I think it's too early to say if TV is the novel but Transparent is the closest TV can come to literary fiction.
As the indefatigable explorer of human condition, Soloway is the closest the world will come to Saul Bellow again.
The only weak link of the season has been Ali's righteousness about the two-state situation in Israel and her getting needlessly antsy about it.
Her character reminded me of what Salman Rushdie wrote about the current crop of Indian writers -- 'a Berkeley undergrad crushing hard on Noam Chomsky'. That said, this is by far the most exciting season for me.
While Soloway showed her talent in the last three seasons, this time she seems to have channelled her genius into it.
Please Like Me
This Australian comedy drama series, created by and starring Josh Thomas, is about a 20-something guy (Josh) in Melbourne who is coming to terms with his homosexuality, a depressed mother and a remarried father.

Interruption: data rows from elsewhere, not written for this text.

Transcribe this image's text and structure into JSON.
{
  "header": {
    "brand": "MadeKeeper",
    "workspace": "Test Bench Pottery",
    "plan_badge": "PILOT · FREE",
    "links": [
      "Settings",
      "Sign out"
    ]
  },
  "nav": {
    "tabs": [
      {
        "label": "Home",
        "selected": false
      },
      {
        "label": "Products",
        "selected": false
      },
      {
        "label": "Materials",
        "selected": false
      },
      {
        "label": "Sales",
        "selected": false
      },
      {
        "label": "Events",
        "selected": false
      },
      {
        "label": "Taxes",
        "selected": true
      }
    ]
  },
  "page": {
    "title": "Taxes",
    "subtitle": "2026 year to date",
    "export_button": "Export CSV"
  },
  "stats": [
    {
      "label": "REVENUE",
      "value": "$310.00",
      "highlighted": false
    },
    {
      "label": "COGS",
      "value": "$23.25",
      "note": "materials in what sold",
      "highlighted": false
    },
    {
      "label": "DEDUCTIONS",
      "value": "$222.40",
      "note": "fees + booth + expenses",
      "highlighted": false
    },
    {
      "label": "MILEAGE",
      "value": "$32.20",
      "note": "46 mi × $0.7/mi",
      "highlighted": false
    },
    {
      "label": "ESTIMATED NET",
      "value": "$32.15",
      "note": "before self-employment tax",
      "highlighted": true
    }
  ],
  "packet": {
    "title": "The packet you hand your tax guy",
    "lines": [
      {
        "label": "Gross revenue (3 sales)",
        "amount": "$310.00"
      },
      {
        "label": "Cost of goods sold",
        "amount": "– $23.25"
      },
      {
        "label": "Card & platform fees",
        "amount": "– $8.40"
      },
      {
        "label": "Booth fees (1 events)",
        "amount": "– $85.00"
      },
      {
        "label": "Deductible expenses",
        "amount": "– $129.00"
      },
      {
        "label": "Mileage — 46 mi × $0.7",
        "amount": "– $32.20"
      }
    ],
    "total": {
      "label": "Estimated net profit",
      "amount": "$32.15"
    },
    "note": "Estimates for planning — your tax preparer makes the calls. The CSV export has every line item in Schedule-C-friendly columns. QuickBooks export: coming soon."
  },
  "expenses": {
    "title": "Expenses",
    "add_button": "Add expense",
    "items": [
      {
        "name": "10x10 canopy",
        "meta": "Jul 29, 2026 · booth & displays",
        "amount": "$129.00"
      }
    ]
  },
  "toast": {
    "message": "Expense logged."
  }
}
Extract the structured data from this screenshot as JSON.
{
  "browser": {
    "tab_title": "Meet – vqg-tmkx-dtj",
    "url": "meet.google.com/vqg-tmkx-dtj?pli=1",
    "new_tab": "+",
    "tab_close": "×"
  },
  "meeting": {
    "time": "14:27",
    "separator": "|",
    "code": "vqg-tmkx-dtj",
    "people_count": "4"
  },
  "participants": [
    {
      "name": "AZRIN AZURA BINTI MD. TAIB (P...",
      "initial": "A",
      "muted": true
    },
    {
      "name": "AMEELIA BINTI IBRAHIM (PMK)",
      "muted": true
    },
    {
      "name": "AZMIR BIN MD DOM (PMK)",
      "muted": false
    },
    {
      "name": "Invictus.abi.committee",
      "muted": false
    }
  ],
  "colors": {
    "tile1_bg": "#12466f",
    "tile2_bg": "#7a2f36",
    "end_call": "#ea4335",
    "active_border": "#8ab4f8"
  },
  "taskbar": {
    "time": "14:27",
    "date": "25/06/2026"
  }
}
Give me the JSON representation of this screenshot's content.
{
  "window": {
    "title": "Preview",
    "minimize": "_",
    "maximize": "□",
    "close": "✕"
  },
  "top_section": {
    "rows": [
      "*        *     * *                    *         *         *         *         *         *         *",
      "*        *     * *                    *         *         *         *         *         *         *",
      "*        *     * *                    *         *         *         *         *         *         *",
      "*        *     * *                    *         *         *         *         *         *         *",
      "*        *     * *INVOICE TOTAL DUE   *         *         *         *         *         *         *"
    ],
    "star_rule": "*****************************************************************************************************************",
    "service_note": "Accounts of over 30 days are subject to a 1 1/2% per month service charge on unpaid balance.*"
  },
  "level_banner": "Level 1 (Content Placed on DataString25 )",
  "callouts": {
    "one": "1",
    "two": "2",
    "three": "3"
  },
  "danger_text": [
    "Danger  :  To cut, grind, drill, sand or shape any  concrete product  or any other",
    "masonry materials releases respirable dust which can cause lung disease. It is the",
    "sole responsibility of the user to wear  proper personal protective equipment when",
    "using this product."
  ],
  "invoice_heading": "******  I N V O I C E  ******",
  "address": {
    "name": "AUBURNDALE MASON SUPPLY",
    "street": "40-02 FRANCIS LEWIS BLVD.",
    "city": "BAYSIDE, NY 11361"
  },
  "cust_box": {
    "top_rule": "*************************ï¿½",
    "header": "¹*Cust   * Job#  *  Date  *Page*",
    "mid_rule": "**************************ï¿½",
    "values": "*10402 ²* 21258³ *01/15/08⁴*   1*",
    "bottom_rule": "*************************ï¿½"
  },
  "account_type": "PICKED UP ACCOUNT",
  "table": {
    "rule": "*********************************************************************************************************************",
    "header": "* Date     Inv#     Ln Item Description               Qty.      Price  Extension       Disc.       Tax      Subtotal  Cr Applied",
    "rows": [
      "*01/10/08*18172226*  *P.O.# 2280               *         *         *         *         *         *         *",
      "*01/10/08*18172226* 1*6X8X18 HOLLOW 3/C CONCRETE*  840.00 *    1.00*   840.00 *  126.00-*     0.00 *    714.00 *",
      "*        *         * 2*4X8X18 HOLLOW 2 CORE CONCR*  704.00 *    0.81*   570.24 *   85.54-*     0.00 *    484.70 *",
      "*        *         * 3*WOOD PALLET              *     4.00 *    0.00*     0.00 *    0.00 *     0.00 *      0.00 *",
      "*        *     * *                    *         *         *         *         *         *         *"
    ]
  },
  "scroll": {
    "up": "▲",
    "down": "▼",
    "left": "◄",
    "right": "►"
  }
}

He also has two best friends, his flatmate Tom and ex-girlfriend Claire, and the story involves their relationships and personal upheavals, too.
The series wears its heavy subject light on its shoulders and draws on the gawky charm of its lead characters.
Josh doesn't find the idea of romance amenable to his personality and pushes away a prospective life partner in the process.
However, his encounters with strangers by the night, while adulting by the day, makes the series extremely compelling.